Tawfiq Ghazzawi said the two-storey building was built in 1997 and contained two apartments, one for him and his mother and another for his brother, Ayid.
The family have already paid fines of over 200,000 shekels ($57,126) and have been refused a construction permit several times by Israel’s Jerusalem municipality.
Israel rarely grants Palestinians permits to build in the West Bank, including East Jerusalem. It has demolished at least 27,000 Palestinian homes and structures since occupying the West Bank in 1967, according to the Israeli Committee Against House Demolitions.
The internationally recognized Palestinian territories of which the West Bank and East Jerusalem form a part have been occupied by the Israeli military since 1967.
• Global union International Transport Federation (ITF), supported by the ITUC is to send an Executive Board Mission to Gaza, the West Bank and Israel.
The mission will be the start of a four-year programme to support the ITF’s affiliates and contribute to long-term peace and justice for Palestine.
ITF affiliates meeting in Sofia on 10-16 August 2014 expressed their horror at the toll of deaths in the conflict, the overwhelming majority of which have been civilians.
The ITF has been providing humanitarian support to Gaza. It has already sent two truckloads of humanitarian and medical supplies to Gaza, with more to follow.

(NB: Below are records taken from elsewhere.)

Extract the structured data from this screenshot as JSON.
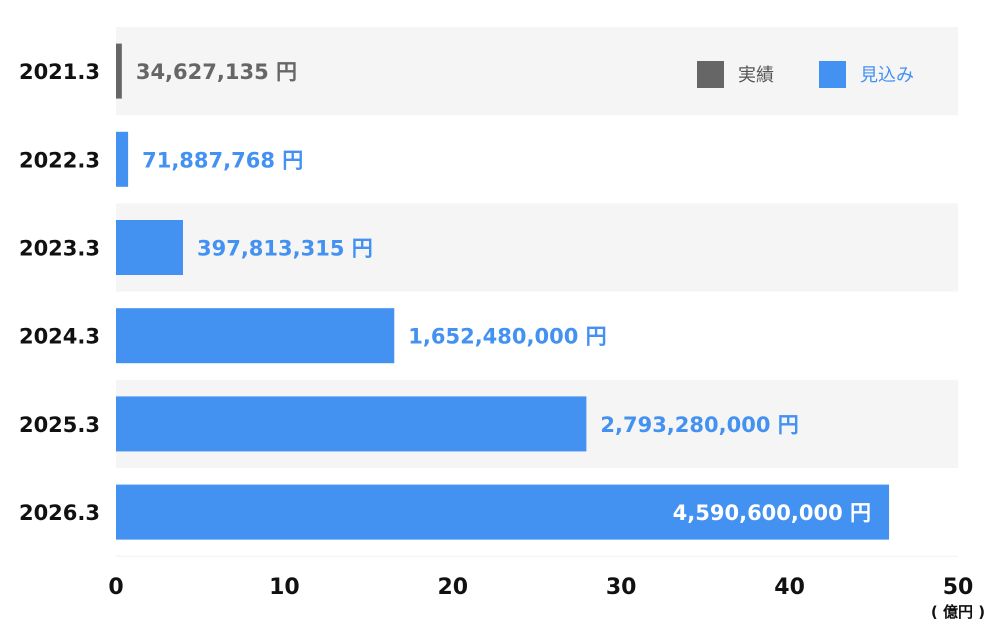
{
  "chart_data": {
    "type": "bar",
    "orientation": "horizontal",
    "categories": [
      "2021.3",
      "2022.3",
      "2023.3",
      "2024.3",
      "2025.3",
      "2026.3"
    ],
    "values": [
      34627135,
      71887768,
      397813315,
      1652480000,
      2793280000,
      4590600000
    ],
    "value_labels": [
      "34,627,135 円",
      "71,887,768 円",
      "397,813,315 円",
      "1,652,480,000 円",
      "2,793,280,000 円",
      "4,590,600,000 円"
    ],
    "series_kind": [
      "actual",
      "forecast",
      "forecast",
      "forecast",
      "forecast",
      "forecast"
    ],
    "axis_scale": 100000000,
    "xlim": [
      0,
      50
    ],
    "xticks": [
      "0",
      "10",
      "20",
      "30",
      "40",
      "50"
    ],
    "unit_label": "( 億円 )",
    "legend": {
      "placement": "top-right",
      "items": [
        {
          "key": "actual",
          "label": "実績"
        },
        {
          "key": "forecast",
          "label": "見込み"
        }
      ]
    },
    "colors": {
      "actual": "#666666",
      "forecast": "#4391f1",
      "label_inside": "#ffffff",
      "row_shade": "#f5f5f5"
    }
  }
}
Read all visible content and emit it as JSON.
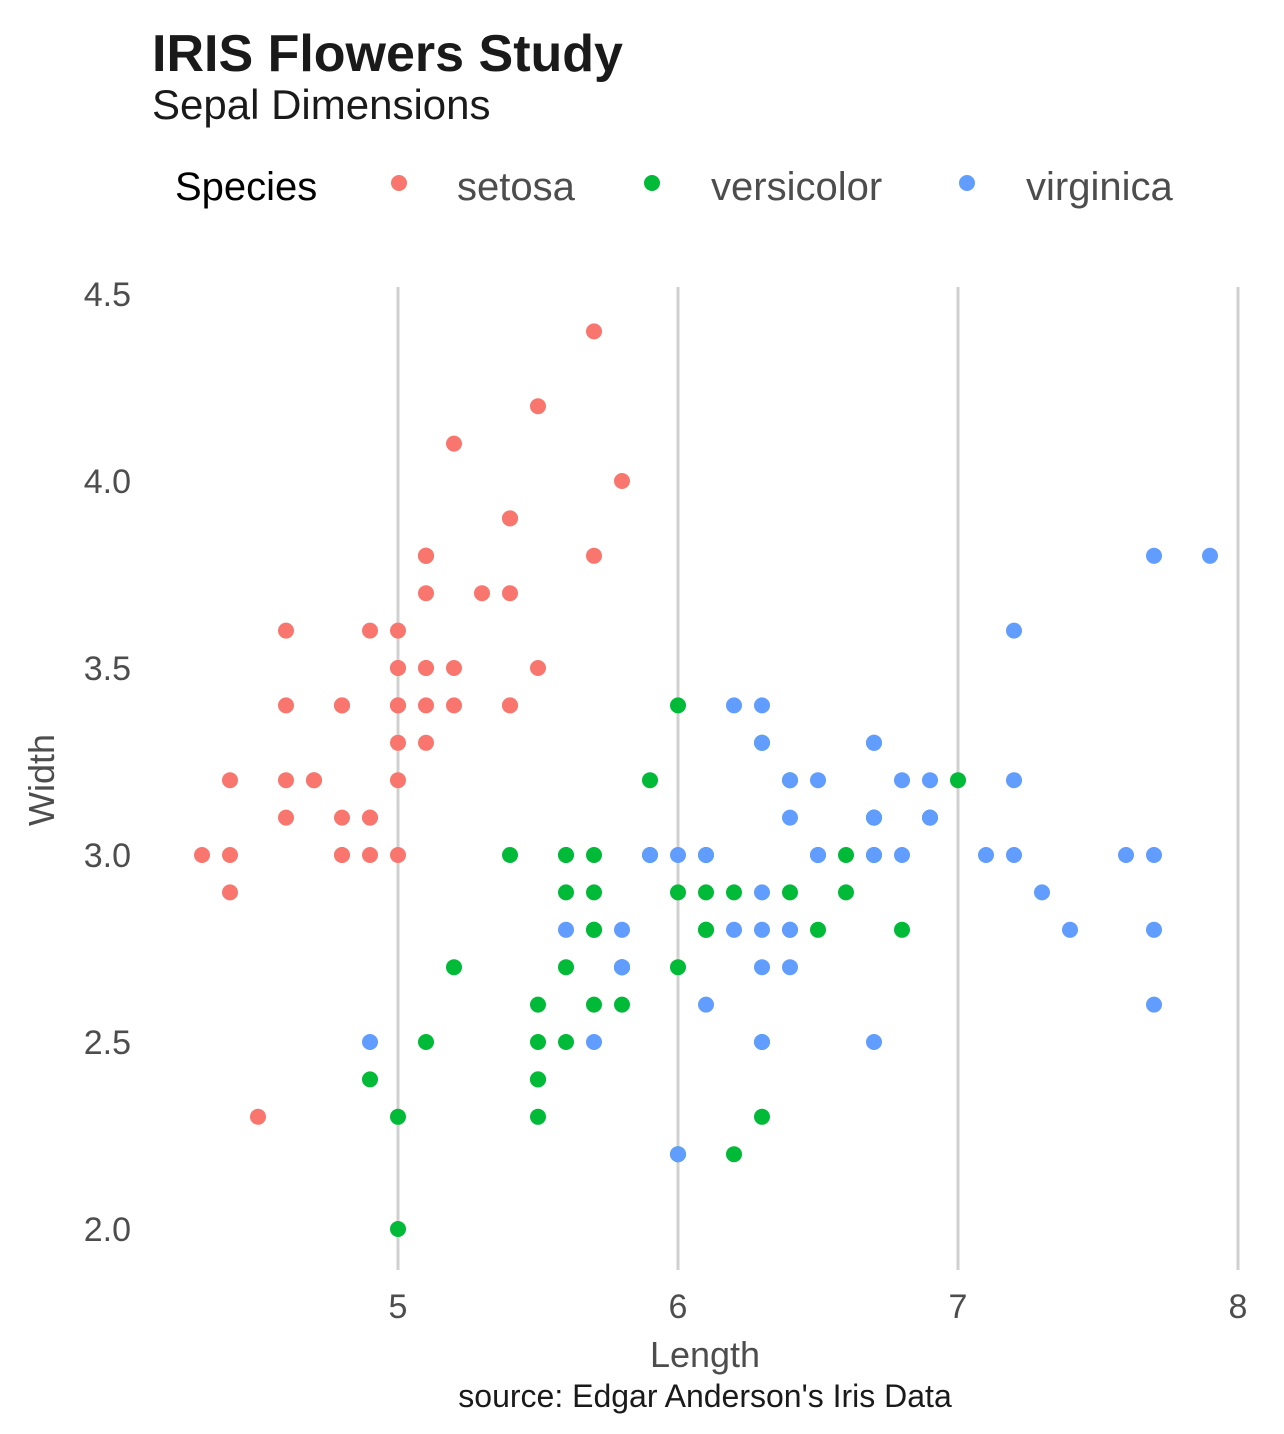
{
  "chart_data": {
    "type": "scatter",
    "title": "IRIS Flowers Study",
    "subtitle": "Sepal Dimensions",
    "xlabel": "Length",
    "ylabel": "Width",
    "caption": "source: Edgar Anderson's Iris Data",
    "xlim": [
      4.2,
      8.0
    ],
    "ylim": [
      1.9,
      4.55
    ],
    "xticks": [
      "5",
      "6",
      "7",
      "8"
    ],
    "yticks": [
      "2.0",
      "2.5",
      "3.0",
      "3.5",
      "4.0",
      "4.5"
    ],
    "grid": "vertical major lines only",
    "legend": {
      "title": "Species",
      "position": "top",
      "entries": [
        "setosa",
        "versicolor",
        "virginica"
      ]
    },
    "series": [
      {
        "name": "setosa",
        "color": "#F8766D",
        "points": [
          [
            5.1,
            3.5
          ],
          [
            4.9,
            3.0
          ],
          [
            4.7,
            3.2
          ],
          [
            4.6,
            3.1
          ],
          [
            5.0,
            3.6
          ],
          [
            5.4,
            3.9
          ],
          [
            4.6,
            3.4
          ],
          [
            5.0,
            3.4
          ],
          [
            4.4,
            2.9
          ],
          [
            4.9,
            3.1
          ],
          [
            5.4,
            3.7
          ],
          [
            4.8,
            3.4
          ],
          [
            4.8,
            3.0
          ],
          [
            4.3,
            3.0
          ],
          [
            5.8,
            4.0
          ],
          [
            5.7,
            4.4
          ],
          [
            5.4,
            3.9
          ],
          [
            5.1,
            3.5
          ],
          [
            5.7,
            3.8
          ],
          [
            5.1,
            3.8
          ],
          [
            5.4,
            3.4
          ],
          [
            5.1,
            3.7
          ],
          [
            4.6,
            3.6
          ],
          [
            5.1,
            3.3
          ],
          [
            4.8,
            3.4
          ],
          [
            5.0,
            3.0
          ],
          [
            5.0,
            3.4
          ],
          [
            5.2,
            3.5
          ],
          [
            5.2,
            3.4
          ],
          [
            4.7,
            3.2
          ],
          [
            4.8,
            3.1
          ],
          [
            5.4,
            3.4
          ],
          [
            5.2,
            4.1
          ],
          [
            5.5,
            4.2
          ],
          [
            4.9,
            3.1
          ],
          [
            5.0,
            3.2
          ],
          [
            5.5,
            3.5
          ],
          [
            4.9,
            3.6
          ],
          [
            4.4,
            3.0
          ],
          [
            5.1,
            3.4
          ],
          [
            5.0,
            3.5
          ],
          [
            4.5,
            2.3
          ],
          [
            4.4,
            3.2
          ],
          [
            5.0,
            3.5
          ],
          [
            5.1,
            3.8
          ],
          [
            4.8,
            3.0
          ],
          [
            5.1,
            3.8
          ],
          [
            4.6,
            3.2
          ],
          [
            5.3,
            3.7
          ],
          [
            5.0,
            3.3
          ]
        ]
      },
      {
        "name": "versicolor",
        "color": "#00BA38",
        "points": [
          [
            7.0,
            3.2
          ],
          [
            6.4,
            3.2
          ],
          [
            6.9,
            3.1
          ],
          [
            5.5,
            2.3
          ],
          [
            6.5,
            2.8
          ],
          [
            5.7,
            2.8
          ],
          [
            6.3,
            3.3
          ],
          [
            4.9,
            2.4
          ],
          [
            6.6,
            2.9
          ],
          [
            5.2,
            2.7
          ],
          [
            5.0,
            2.0
          ],
          [
            5.9,
            3.0
          ],
          [
            6.0,
            2.2
          ],
          [
            6.1,
            2.9
          ],
          [
            5.6,
            2.9
          ],
          [
            6.7,
            3.1
          ],
          [
            5.6,
            3.0
          ],
          [
            5.8,
            2.7
          ],
          [
            6.2,
            2.2
          ],
          [
            5.6,
            2.5
          ],
          [
            5.9,
            3.2
          ],
          [
            6.1,
            2.8
          ],
          [
            6.3,
            2.5
          ],
          [
            6.1,
            2.8
          ],
          [
            6.4,
            2.9
          ],
          [
            6.6,
            3.0
          ],
          [
            6.8,
            2.8
          ],
          [
            6.7,
            3.0
          ],
          [
            6.0,
            2.9
          ],
          [
            5.7,
            2.6
          ],
          [
            5.5,
            2.4
          ],
          [
            5.5,
            2.4
          ],
          [
            5.8,
            2.7
          ],
          [
            6.0,
            2.7
          ],
          [
            5.4,
            3.0
          ],
          [
            6.0,
            3.4
          ],
          [
            6.7,
            3.1
          ],
          [
            6.3,
            2.3
          ],
          [
            5.6,
            3.0
          ],
          [
            5.5,
            2.5
          ],
          [
            5.5,
            2.6
          ],
          [
            6.1,
            3.0
          ],
          [
            5.8,
            2.6
          ],
          [
            5.0,
            2.3
          ],
          [
            5.6,
            2.7
          ],
          [
            5.7,
            3.0
          ],
          [
            5.7,
            2.9
          ],
          [
            6.2,
            2.9
          ],
          [
            5.1,
            2.5
          ],
          [
            5.7,
            2.8
          ]
        ]
      },
      {
        "name": "virginica",
        "color": "#619CFF",
        "points": [
          [
            6.3,
            3.3
          ],
          [
            5.8,
            2.7
          ],
          [
            7.1,
            3.0
          ],
          [
            6.3,
            2.9
          ],
          [
            6.5,
            3.0
          ],
          [
            7.6,
            3.0
          ],
          [
            4.9,
            2.5
          ],
          [
            7.3,
            2.9
          ],
          [
            6.7,
            2.5
          ],
          [
            7.2,
            3.6
          ],
          [
            6.5,
            3.2
          ],
          [
            6.4,
            2.7
          ],
          [
            6.8,
            3.0
          ],
          [
            5.7,
            2.5
          ],
          [
            5.8,
            2.8
          ],
          [
            6.4,
            3.2
          ],
          [
            6.5,
            3.0
          ],
          [
            7.7,
            3.8
          ],
          [
            7.7,
            2.6
          ],
          [
            6.0,
            2.2
          ],
          [
            6.9,
            3.2
          ],
          [
            5.6,
            2.8
          ],
          [
            7.7,
            2.8
          ],
          [
            6.3,
            2.7
          ],
          [
            6.7,
            3.3
          ],
          [
            7.2,
            3.2
          ],
          [
            6.2,
            2.8
          ],
          [
            6.1,
            3.0
          ],
          [
            6.4,
            2.8
          ],
          [
            7.2,
            3.0
          ],
          [
            7.4,
            2.8
          ],
          [
            7.9,
            3.8
          ],
          [
            6.4,
            2.8
          ],
          [
            6.3,
            2.8
          ],
          [
            6.1,
            2.6
          ],
          [
            7.7,
            3.0
          ],
          [
            6.3,
            3.4
          ],
          [
            6.4,
            3.1
          ],
          [
            6.0,
            3.0
          ],
          [
            6.9,
            3.1
          ],
          [
            6.7,
            3.1
          ],
          [
            6.9,
            3.1
          ],
          [
            5.8,
            2.7
          ],
          [
            6.8,
            3.2
          ],
          [
            6.7,
            3.3
          ],
          [
            6.7,
            3.0
          ],
          [
            6.3,
            2.5
          ],
          [
            6.5,
            3.0
          ],
          [
            6.2,
            3.4
          ],
          [
            5.9,
            3.0
          ]
        ]
      }
    ]
  }
}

ITF President Paddy Crumlin said ‘The scars of this current tragedy in Gaza will be felt for many generations. And recognising the trauma and risk to life faced by transport workers in Palestine and Israel, the ITF, with the support of the ITUC, should send an Executive Board Mission to Gaza, the West Bank and Israel.
‘Recognising the urgency, this mission should take place as quickly as possible and should also be used to reinforce the ITF project for humanitarian aid for Gaza.’
The mission follows a resolution passed at the ITF Congress held in Sofia which added the ITF’s voice to the calls by the International Trade Union Confederation (ITUC) for coordinated international union action to press for an end to the occupation of Palestine and for a two-states-for-two-peoples solution.
The ITF is committed to the ITUC’s Call for Action on Gaza and the resolution passed at the ITUC Congress in Berlin in 2014.